Tamer BÜKÜLEN

Tamer BÜKÜLEN

[email protected]

SADAKAT ve İHANET

11 Mayıs 2019 - 19:19 - Güncelleme: 11 Mayıs 2019 - 19:34

SADAKAT ve İHANET

 

 

Karanlık gecesi aydınlık oldu.

Ay bu gece karanlığına mihman olunca karanlığın hükmü kalmadı.

Bu gece ay mürebbisiydi demlerinin.

Aralarında ki sessiz ama içerde çağlayanlar yaratan hasbihalleri geceye kendi içinde damgasını vuruyordu.

Ay verdi o aldı,

Ay verdi o teslim oldu,

Ay verdi dinledi sadece,

Ay verdi izin dedi konuştu yeri gelince,

Ay verdi huzurda kösler vuruldu içinde,

Ay ellerini uzattı, kenarında oturduğu nehrin sularında birlikte yıkarken ellerini babasının o gizemli sesi hâlini mühürledi.

 

 

-Ey ciğerparem ne düşünürsün?

Bu soruyu duyduğunda ayın aydınlattığı nehrin kenarında öylece dalmış oturuyordu.

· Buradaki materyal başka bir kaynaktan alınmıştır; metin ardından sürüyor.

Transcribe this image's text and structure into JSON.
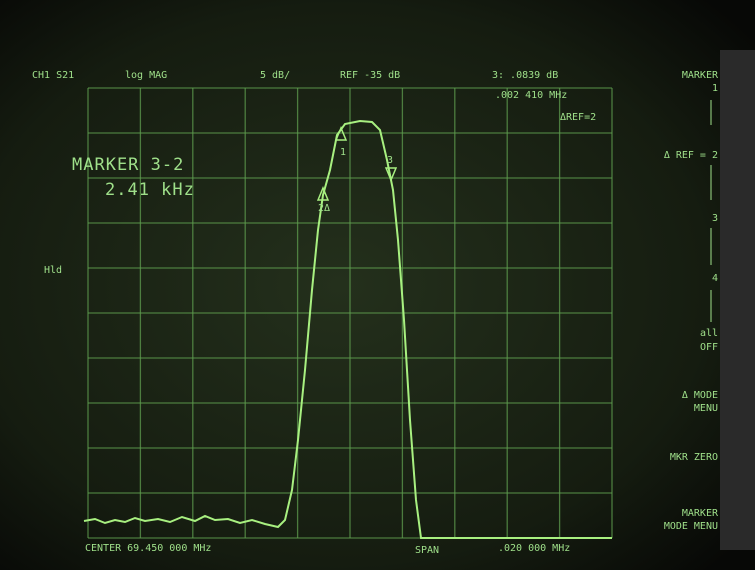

Babasıydı gelen, aynı zamanda yol büyüğüydü ayağa kalktı. Selamlaştılar ve yürümeye başladılar. Bu yürüyüşleri pek sık yapar olmuşlardı. Nehri sağ taraflarına almışlar, sol taraftaki ormanın gizemli seslerini dinleye dinleye ilerliyorlardı.

-Sadakat ve ihaneti düşünüyordum babam.

-Öyle mi, o en çok sadık olanlar kendilerine ihanet edilmesinden en çok korkanlardır bilir misin peki.

Bir kuş sesi gecenin sessizliğini yardı geçti.

-Ya dervişler için babam, diye sözü geceye sundu oğul.

-Ey meraklı gönül bilesin ki bu, insanlara dünyada dünya gözüyle böyledir, lâkin dervişin büyük hazinelerinden biri sultana sadakatıdır.

 

Aksakallı babasının koluna girerken derinden bir oh çekti, ona dokunmak rahatlatıverdi hâlini.

-Ciğerparem canım oğlum unutma, zahir için mühim olan batın için belki nefs olur, batın için hak olan her dem yol olur ruhuna, diyerek konuşmasına devam etti.

-Her cana ruhu üflenmiştir O’nun, O’nun ruhundan gün yüzüne böylece çıkar. Üfleyen O, bahseden O, bir ulu kişinin gölgesinde keşfettiren yine O, öyleyse senin dost gönlüne nasibi yaşamak düşer, bilesin ki bu dahi bir lütuftur can oğul. Arif kişi bilir ki sadıklar ihanetin tuzağına düşmezler, agâh olmak onların şanındandır.

 

Saadethanelerine vardıklarında avludaki tulumbadan abdestlerini tazelediler. Baba oğula yol oldu, oğul yolda yolcu.

Odasına çekildiği an babasının Hak Kelâmı eden güzel sesini dinlemeye koyuldu. Yatsı namazını babasının Kur’an-ı Kerim okumasını bitirdikten sonra eda etti.

Yatmadan evvel beraber yürüdükleri yolu düşündü nehri, ormanı, aniden kanatlanan kuş tekrar gözünün önüne geldi.

Yatağına uzandı, uyuyamadı.

 

İçinin coşkunluğu duygularına yol olup nehrin suları gibi menzile ilerlemek istiyor ve sonunda ruhuna buz gibi bir pınar suyu edasıyla akıyordu. Kalktı. Feneri uyandırdı. Eline kamış kalemi aldı ve kâğıda dökülen şu gönül nağmelerinden sonra yastığını ve yorganını öperek manâ âlemine daldı.

Heybet yere düşmüş

Acz arşa çıkmış

Gönül alçak olmuş yücelmiş,

kanatlanan kuşlar gibi akbulutlar arasında,

 

Hayat ruha susamış

Hâl gönle düşmüş

Ölmeden evvel ölmüş

tohum toprağa hasret iki rahmet arasında.

 

 ...ve sabah, nice muştular arasında babası ile sütlü ekmeğini aşk ile yerlerken gün doğmadan abdest almak için tulumbanın başında babasına peşkiri vermek için ayakta bekliyordu.

Seccade onları heyecanla beklerken onlar her dem namazda olmanın edasıyla tekbirlerini getirdiler.

 

Nice hikmetler hakîmlerin gönlünde, yeni bir günde, yine nehrin yanı başında ama bu kez güneşle birlikte tüm yaşam musikisini âleme salıyorlardı.